A prime example lies in the upvote. Users receive points when other people “upvote” their content, but upvotes’ status as “fake internet points” has been a punchline since the earliest days of the site. They don’t actively mean anything for the individual user. It’s not like YouTube, where views indicate reaching an audience but also another halfpenny dropped into YouTube and the content creator’s coffers. It’s not like Facebook, optimized to ensnare your attention and auction it off to advertisers. It’s not Twitter, where clout and reach is derived from the number of people who have clicked “follow.”

This all comes from the fact that Reddit is so old that it’s practically new, a minimalist island in a shifting sea of web design and advertising trends. Reddit was built in 2005. It didn’t have ads, and it wasn’t trying to make money. It was just there for the people who wanted to share links.

Wayback Machine

Reddit in 2005.

That’s not to say that Reddit hasn’t been trying to change. The website’s mobile site, which I downloaded in an airport this weekend, is a stark change from the online version. Its default layout is much like what Recode describes: cards with big images, easily clickable video, even a Facebook-esque status update box that says “Post something interesting.” (I whispered “engagement,” and shook my head as I typed that last sentence.)

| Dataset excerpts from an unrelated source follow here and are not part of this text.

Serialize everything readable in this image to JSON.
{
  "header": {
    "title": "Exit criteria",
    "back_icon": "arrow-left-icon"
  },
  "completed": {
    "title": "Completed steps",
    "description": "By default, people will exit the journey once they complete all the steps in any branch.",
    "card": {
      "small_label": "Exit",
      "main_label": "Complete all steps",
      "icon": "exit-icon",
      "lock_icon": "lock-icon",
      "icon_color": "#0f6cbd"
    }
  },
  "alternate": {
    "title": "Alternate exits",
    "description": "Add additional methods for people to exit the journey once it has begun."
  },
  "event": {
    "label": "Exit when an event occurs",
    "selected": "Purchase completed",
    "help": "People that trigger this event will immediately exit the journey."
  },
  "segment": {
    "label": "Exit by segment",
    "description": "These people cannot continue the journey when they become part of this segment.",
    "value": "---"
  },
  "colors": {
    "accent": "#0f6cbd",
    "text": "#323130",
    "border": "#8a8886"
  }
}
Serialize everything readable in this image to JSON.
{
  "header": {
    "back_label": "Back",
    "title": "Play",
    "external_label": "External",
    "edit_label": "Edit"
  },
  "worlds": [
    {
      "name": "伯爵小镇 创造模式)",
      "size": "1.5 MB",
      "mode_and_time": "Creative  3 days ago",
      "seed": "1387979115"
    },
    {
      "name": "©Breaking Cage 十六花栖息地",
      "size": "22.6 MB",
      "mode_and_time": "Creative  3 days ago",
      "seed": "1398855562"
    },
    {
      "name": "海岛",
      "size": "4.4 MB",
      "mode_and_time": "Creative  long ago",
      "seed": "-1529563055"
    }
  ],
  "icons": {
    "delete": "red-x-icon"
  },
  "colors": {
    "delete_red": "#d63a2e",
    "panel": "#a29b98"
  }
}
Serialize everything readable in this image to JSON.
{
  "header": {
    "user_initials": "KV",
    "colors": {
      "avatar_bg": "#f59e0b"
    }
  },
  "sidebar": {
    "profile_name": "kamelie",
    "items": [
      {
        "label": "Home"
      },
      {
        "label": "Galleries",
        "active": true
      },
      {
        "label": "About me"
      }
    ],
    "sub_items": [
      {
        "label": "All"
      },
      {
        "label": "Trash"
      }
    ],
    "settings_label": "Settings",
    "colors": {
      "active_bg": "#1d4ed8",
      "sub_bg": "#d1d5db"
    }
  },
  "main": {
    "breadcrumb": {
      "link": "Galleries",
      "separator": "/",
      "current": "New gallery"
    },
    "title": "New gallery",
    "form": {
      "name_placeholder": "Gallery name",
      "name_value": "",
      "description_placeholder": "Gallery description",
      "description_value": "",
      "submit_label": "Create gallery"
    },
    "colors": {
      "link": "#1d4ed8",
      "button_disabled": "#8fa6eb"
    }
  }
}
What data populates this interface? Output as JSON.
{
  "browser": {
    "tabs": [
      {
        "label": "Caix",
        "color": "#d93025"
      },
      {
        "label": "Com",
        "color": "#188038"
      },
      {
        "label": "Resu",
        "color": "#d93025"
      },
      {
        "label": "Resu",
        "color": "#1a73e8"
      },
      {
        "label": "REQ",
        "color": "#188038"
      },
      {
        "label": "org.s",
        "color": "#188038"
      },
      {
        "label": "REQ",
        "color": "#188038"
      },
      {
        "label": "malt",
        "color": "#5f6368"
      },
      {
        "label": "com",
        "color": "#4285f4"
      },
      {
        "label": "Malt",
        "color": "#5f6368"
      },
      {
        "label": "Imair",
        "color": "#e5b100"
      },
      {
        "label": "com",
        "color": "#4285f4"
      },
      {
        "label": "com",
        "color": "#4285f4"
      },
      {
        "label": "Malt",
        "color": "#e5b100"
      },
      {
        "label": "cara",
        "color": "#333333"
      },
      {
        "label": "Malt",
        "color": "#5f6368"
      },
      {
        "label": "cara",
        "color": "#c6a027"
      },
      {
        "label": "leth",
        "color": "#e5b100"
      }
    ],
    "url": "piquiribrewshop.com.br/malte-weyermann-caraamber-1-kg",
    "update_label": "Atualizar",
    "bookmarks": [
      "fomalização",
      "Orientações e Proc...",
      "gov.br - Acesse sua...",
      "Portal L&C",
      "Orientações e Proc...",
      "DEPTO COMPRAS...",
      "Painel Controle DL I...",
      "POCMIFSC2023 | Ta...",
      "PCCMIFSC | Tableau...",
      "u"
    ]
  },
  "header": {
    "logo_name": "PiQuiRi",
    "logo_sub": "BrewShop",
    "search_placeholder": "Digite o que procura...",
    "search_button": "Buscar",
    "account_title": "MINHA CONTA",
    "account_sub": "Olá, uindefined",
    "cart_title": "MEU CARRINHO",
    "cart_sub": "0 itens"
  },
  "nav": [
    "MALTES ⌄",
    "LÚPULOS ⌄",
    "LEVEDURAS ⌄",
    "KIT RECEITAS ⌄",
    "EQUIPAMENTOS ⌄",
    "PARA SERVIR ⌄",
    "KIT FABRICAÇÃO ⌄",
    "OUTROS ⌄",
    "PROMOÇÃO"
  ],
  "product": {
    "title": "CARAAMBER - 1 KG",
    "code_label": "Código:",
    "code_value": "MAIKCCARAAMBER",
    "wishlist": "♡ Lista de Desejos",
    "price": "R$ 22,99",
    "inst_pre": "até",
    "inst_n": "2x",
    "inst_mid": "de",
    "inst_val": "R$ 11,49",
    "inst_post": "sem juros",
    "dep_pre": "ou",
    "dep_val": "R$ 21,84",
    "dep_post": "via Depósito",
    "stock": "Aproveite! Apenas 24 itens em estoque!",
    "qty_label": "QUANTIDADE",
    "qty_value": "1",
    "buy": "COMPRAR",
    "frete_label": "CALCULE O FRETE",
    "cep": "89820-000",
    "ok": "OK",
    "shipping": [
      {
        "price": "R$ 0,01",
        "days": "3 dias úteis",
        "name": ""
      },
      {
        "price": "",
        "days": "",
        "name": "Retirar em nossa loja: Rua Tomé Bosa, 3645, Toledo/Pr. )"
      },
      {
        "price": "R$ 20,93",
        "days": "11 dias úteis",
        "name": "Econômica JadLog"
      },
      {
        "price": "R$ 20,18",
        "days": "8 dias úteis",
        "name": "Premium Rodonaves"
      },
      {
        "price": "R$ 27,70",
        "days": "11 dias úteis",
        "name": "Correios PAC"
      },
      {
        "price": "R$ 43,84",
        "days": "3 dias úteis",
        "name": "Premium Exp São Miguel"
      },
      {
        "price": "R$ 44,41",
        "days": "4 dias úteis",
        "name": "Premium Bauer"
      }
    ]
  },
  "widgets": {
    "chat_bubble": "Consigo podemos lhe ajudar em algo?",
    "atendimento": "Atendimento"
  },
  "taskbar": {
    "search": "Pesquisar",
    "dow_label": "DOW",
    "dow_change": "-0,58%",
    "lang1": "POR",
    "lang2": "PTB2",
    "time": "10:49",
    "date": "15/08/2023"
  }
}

Being old on the internet normally spells death for any enterprise. Of course change can bring its own troubles and Reddit risks upsetting an opinionated, often-volatile community. Remember what happened to Digg after its 2010 redesign.

Whether Reddit will flip the entire site to cards and large images, rather than just making it an option, is yet to be seen. Huffman announced in a Reddit post that a public beta will be available in October. Until then, I’ll savor Reddit as the stack of links I’ve always loved—and try to figure out how to block CSS.